2HMforum. erweitert seine Geschäftsleitung: Dr. Frederik Meyer verantwortet künftig den Bereich „Methode und Analyse“ im Mainzer Marktforschungs- und Beratungsunternehmen. „Ich freue mich sehr auf diese Aufgabe; auf die Chance, noch mehr mitzugestalten und zu entscheiden – und natürlich auch auf die Verpflichtung, noch mehr Vorbildfunktion zu erfüllen“, sagt der 39-jährige Betriebswirt.

 

 

Dr. Frederik Meyer

Zwölf Jahre ist Frederik Meyer schon bei 2HMforum. bzw. 2HM & Associates tätig – als geschätzter Strategie- und Marketingberater in den Bereichen Produkt-, Preis- und Vertriebspolitik und Experte in Markenbildung. Vorher war Meyer fest in der Hand der Wissenschaft: Mehrere Jahre lang arbeitete er als wissenschaftlicher Mitarbeiter am Lehrstuhl für Marketing an der Johannes Gutenberg-Universität in Mainz. „Ich bin fasziniert von der Wissenschaft. Und dennoch hat mich dann die Begeisterung für die Vielfalt, Gestaltungsfreiheit und die Dynamik in Praxisprojekten hauptberuflich von der Uni weggeführt zu 2HM & Associates“, erzählt er. Dass 2HMforum. ein akademisch geprägtes Unternehmen ist, sei für ihn die perfekte Mischung.

„Ein Mensch mit Weitblick und viel Herzblut“

„Frederik Meyer ist eine große Bereicherung für unsere Geschäftsleitung. Durch seine erfolgreiche Beratungsarbeit in den Branchen Medien, Automobil und Pharma bringt er eine ganz besondere Stärke mit – genauso wie durch seine emotionale Bindung zur Wissenschaft. Er ist ein Partner mit Weitblick und viel Herzblut“, sagt Frank Meyrahn, Geschäftsführer von 2HMforum. Für beste Beziehungen.

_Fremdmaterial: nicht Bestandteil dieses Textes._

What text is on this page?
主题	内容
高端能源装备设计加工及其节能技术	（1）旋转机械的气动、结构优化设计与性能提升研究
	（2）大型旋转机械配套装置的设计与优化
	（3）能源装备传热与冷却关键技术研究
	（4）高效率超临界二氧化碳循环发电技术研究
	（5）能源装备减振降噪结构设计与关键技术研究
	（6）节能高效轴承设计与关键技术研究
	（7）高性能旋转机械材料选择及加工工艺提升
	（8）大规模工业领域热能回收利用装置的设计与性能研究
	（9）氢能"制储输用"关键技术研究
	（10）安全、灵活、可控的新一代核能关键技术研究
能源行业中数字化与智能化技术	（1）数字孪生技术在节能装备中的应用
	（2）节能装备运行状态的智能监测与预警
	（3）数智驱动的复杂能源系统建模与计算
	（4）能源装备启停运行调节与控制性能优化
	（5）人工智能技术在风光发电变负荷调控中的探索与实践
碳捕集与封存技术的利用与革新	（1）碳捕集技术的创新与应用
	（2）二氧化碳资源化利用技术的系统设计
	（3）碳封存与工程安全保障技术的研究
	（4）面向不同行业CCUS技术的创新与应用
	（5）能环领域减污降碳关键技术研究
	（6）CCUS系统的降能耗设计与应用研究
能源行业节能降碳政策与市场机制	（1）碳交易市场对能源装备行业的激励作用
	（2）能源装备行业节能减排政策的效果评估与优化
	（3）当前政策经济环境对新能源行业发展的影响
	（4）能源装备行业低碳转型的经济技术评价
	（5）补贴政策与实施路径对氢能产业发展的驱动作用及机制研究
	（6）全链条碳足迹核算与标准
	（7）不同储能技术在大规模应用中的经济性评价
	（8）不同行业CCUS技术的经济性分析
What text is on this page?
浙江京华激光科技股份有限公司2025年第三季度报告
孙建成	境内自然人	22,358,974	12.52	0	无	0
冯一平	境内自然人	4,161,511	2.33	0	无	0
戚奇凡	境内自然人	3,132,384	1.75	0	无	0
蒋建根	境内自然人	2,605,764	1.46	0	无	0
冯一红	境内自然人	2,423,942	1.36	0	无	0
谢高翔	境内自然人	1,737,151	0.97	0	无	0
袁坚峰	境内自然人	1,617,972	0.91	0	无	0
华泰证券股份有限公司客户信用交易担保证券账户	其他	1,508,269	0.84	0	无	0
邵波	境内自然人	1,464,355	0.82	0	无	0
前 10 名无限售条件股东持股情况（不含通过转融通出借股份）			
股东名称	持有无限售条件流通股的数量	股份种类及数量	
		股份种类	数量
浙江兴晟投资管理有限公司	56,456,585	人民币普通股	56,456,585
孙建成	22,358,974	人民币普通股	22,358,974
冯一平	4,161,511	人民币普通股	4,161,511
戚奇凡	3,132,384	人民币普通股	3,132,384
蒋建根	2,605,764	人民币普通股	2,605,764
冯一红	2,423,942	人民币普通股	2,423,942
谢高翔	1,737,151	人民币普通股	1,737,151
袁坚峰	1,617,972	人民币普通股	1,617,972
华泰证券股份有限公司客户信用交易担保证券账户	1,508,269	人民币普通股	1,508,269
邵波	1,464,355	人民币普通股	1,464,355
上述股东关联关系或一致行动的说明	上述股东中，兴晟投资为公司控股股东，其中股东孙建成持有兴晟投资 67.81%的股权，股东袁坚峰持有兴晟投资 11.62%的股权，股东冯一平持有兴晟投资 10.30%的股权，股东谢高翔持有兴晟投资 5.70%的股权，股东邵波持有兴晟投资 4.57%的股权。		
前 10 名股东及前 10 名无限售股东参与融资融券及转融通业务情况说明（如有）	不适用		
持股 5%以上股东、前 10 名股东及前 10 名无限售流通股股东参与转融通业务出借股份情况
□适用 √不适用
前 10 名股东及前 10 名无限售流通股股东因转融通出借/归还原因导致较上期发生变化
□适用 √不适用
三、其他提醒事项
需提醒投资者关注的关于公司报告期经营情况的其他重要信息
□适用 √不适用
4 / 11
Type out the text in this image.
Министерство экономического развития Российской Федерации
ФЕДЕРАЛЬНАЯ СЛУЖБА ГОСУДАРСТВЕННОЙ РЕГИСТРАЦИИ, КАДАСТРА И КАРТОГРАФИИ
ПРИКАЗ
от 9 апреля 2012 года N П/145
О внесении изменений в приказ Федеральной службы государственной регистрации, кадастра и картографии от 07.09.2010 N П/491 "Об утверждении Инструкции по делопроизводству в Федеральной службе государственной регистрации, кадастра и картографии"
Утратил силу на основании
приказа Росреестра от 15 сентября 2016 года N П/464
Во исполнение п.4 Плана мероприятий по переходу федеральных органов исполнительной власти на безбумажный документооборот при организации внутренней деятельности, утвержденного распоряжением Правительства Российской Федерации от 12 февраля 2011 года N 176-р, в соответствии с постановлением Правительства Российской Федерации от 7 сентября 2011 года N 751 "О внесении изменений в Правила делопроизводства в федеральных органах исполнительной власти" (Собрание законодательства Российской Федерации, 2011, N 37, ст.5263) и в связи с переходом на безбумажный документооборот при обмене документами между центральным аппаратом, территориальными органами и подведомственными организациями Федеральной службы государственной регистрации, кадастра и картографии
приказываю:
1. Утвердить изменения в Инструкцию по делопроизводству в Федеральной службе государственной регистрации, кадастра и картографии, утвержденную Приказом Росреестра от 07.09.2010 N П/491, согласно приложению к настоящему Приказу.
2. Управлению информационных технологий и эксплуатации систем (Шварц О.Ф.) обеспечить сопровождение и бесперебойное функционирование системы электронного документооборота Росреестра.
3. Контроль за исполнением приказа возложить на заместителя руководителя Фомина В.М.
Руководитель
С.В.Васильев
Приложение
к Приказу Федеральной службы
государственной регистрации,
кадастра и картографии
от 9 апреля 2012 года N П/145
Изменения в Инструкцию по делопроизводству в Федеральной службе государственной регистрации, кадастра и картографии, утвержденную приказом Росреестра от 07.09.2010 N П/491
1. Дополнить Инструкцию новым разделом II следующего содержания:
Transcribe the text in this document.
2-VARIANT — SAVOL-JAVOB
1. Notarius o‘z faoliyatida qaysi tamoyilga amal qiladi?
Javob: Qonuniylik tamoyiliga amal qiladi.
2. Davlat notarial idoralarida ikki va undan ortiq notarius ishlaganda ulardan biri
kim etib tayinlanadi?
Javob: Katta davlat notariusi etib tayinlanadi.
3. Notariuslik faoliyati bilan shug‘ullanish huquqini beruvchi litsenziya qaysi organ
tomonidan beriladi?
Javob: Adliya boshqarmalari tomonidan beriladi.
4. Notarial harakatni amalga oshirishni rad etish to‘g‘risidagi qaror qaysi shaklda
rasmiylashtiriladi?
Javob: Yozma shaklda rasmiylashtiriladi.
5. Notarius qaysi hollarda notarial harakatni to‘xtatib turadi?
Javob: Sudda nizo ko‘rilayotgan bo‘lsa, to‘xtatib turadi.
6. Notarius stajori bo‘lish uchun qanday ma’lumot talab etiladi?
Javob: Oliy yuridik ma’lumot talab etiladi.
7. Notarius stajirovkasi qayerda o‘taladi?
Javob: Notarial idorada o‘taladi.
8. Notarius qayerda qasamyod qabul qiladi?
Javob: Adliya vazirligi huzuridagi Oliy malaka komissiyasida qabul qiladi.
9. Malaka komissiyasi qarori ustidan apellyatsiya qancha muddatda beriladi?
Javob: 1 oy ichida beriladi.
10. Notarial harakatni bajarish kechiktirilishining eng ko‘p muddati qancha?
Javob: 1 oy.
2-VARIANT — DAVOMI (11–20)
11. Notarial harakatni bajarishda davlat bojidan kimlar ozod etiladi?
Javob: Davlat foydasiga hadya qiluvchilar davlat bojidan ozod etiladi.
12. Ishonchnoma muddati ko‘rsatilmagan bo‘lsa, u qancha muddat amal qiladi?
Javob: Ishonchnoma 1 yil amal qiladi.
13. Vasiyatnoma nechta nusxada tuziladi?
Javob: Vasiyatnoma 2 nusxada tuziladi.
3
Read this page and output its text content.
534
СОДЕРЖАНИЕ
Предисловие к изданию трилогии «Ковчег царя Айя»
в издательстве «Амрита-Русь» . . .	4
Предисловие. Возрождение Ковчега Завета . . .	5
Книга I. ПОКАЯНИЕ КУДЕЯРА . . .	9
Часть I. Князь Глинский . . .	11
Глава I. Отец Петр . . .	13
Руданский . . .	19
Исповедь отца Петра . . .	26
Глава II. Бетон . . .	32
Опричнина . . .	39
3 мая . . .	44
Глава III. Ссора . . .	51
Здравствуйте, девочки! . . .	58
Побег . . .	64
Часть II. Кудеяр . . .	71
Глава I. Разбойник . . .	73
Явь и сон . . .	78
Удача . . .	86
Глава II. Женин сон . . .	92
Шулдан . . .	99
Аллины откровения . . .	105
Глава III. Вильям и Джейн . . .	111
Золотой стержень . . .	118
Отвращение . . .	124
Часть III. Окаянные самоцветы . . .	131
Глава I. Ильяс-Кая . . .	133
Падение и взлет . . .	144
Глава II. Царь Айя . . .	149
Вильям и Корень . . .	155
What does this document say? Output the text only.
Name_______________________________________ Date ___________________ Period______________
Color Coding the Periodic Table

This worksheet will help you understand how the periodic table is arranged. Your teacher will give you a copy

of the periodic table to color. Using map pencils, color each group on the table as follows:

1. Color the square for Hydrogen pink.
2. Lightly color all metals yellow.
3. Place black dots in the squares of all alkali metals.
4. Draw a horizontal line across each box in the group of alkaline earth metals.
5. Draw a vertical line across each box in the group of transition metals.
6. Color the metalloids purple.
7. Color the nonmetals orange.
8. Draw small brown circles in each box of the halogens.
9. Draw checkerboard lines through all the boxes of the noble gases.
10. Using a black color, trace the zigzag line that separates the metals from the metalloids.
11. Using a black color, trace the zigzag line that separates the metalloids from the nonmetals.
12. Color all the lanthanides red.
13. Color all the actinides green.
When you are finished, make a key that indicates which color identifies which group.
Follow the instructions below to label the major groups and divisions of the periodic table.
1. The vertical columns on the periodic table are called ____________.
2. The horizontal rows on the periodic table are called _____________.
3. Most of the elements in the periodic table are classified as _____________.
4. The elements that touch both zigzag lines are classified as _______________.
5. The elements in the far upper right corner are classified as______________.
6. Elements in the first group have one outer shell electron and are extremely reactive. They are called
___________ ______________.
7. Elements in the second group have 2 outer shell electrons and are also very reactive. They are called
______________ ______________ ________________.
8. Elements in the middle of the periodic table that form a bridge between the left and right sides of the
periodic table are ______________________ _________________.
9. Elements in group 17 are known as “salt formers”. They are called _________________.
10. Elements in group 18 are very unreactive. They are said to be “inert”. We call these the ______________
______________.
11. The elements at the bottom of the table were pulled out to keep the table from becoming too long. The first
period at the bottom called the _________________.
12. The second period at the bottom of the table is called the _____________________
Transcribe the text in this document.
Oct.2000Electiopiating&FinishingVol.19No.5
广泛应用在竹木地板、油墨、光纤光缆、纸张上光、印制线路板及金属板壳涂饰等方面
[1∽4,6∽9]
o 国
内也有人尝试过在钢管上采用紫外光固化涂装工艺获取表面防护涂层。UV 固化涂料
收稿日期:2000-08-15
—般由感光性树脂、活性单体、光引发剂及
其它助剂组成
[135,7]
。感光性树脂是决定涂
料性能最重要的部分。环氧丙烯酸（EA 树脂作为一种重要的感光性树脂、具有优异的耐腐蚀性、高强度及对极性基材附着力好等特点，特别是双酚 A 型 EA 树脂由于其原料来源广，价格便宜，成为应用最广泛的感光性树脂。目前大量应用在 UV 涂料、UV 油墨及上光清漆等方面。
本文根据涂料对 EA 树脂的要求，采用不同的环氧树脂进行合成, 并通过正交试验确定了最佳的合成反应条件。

Neben vielen Konzernen, die Frederik Meyer vor allem im Gesundheitsbereich begleitet und berät, hat er auch „seine Studenten“ immer im Blick: Er doziert an der Hamburger Fern-Hochschule Wirtschaftspsychologie. An der Verwaltungs- und Wirtschaftsakademie Wiesbaden lehrt er Vertriebspolitik und Marketingplanung. Auch ‚seiner‘ Mainzer Universität ist er treu geblieben.

Herausforderungen spornen ihn an

Fragt man den neuen Geschäftsleiter nach seinen schönsten Erfolgen, so ist die Antwort schnell gegeben: Alle Projekte mit Hürden und Herausforderungen. „Am liebsten natürlich in der Gesundheitsbranche“, fügt er hinzu. Warum? „Wenn ich Unternehmen berate, die gerade Spannendes für den Gesundheitsmarkt entwickeln, trage ich selbst indirekt Gutes zur Gesundheit anderer bei“, sagt er.

Ein Fan – von Moral und Ethik und Werder Bremen

Moralisch-ethische Themen interessieren den gebürtigen Wiesbadener sehr. So hat er sich in seiner Promotion mit dem „Unternehmensfehlverhalten und dem Strafverhalten von Konsumenten“ beschäftigt. Dafür wurde er nicht nur mit der Höchstnote summa cum laude belohnt. Im Jahr 2010 bekam er den Alfred Teves-Preis für seine Dissertation. Ein Jahr später ehrte ihn die IHK mit dem Preis zur Förderung des Dialoges zwischen Wirtschaft und Wissenschaft.

Wer nun glaubt, dass auf Meyers Nachttisch wissenschaftliche Wälzer und Abhandlungen über Wirtschaft, Ethik und Moral liegen, der irrt gewaltig. „Hm, in der Tat liegt dort im Moment ein Kinderbuch über Matti und die Sache mit dem Einschlafen“, erzählt er lächelnd. Und wenn der Vater einer kleinen Tochter mal nicht abends vorliest, dann schaut er sich auch gerne ein Werder-Bremen-Spiel an, eine Leidenschaft, die sein Großvater geprägt hat.